Hackaday Links: January 10, 2012

They can put a man on the moon, but they can’t put a man in LEO

Yeah, we’re enraged by that headline. Anyway, NASA put up a whole bunch of projects and made them open source. From the looks of it, there’s plenty of cool stuff: genetic algorithm libs, toolkits for astrodynamics simulations (on the Goddard site), and this cool thing.

Nyan all the disks!

[brainsmoke], a hacker over at revspace, made an assembler version of nyan cat that can be placed on the bootloader of any disk.
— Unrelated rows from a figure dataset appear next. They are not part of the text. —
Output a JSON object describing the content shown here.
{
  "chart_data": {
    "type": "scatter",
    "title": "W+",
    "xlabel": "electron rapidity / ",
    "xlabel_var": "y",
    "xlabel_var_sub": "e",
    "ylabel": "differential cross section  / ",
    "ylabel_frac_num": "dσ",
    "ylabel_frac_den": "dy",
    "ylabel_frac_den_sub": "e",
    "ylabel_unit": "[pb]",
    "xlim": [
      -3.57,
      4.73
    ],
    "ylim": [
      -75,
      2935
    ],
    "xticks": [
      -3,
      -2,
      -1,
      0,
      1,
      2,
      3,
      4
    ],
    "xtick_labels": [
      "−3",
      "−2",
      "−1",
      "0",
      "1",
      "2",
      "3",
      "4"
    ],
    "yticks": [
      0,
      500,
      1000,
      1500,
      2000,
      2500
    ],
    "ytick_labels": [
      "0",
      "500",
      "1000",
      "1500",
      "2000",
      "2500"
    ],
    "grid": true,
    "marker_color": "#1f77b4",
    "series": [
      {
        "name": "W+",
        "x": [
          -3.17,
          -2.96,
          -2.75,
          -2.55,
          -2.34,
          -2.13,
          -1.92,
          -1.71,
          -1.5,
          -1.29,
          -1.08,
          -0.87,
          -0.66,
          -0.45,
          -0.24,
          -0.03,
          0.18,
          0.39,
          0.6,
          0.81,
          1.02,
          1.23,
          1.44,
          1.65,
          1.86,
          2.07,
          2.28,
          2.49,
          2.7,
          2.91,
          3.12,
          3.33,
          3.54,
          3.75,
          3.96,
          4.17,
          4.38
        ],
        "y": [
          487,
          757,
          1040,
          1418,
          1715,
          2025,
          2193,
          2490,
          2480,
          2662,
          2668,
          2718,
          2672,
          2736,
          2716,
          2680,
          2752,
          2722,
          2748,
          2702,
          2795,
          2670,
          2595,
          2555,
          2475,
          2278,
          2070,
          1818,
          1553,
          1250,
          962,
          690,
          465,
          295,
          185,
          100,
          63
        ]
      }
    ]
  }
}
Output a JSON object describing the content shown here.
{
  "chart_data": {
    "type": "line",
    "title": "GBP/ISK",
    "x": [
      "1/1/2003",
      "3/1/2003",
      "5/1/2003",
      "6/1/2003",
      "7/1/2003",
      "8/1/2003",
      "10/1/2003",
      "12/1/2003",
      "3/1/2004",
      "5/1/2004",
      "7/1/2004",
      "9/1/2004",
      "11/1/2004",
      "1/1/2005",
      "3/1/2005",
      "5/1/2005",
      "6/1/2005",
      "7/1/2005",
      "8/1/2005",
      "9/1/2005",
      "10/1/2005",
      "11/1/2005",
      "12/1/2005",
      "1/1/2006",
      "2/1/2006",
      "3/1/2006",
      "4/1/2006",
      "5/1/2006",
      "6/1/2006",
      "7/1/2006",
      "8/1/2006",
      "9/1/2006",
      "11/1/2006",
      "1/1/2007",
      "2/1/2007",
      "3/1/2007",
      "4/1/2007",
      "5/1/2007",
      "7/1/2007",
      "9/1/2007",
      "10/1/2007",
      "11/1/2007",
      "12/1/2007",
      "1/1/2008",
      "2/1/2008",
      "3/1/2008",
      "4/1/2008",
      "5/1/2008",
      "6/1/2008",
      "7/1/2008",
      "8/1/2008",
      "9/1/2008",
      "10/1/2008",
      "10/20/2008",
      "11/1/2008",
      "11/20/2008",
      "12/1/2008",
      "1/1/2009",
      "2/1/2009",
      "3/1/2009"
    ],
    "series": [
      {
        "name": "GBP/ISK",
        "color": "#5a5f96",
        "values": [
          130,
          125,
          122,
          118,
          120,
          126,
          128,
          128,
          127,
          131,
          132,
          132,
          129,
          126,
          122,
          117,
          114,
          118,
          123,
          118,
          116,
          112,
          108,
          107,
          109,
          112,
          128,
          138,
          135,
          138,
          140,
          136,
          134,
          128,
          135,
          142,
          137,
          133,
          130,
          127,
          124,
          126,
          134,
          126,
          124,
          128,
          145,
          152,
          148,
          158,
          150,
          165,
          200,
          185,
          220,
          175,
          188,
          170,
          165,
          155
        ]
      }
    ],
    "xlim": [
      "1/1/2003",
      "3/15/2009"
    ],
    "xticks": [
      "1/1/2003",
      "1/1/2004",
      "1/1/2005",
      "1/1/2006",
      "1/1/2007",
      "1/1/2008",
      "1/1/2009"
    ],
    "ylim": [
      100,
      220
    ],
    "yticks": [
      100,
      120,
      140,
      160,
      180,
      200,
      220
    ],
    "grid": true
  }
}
Just a reminder that you shouldn’t mount everything out there. We learned that lesson the week we discovered a penicillin allergy.

It’ll replace the Buffy poster.

[Anthony Clay] has been working on a set of EE posters that he’s putting up as a Kickstarter. They’re Ohm’s Law, resistor calculator, capacitance, and inductance posters that would look great above any workbench. He’s looking for ideas for other posters, so drop him a line and vote for the 7400 logic poster. All of them.

Ooooohhhh MIDI sampler

A while ago, we saw this neat MIDI Arduino shield. The Kickstarter reached its funding goal (there’s still time left!), but now [Keith] writes in to tell us that the AvecSynth library is platform independent. You could use this to record and play back MIDI messages. MIDI tape delay, anyone?

Open mind, not mouth.

With the success of the Stanford AI class last year, it looks like MIT is really getting their head into the game. Think of it this way: it’s MIT opencourseware that can lead to credentials. Now the only question is, ‘how do you prank a virtual campus?’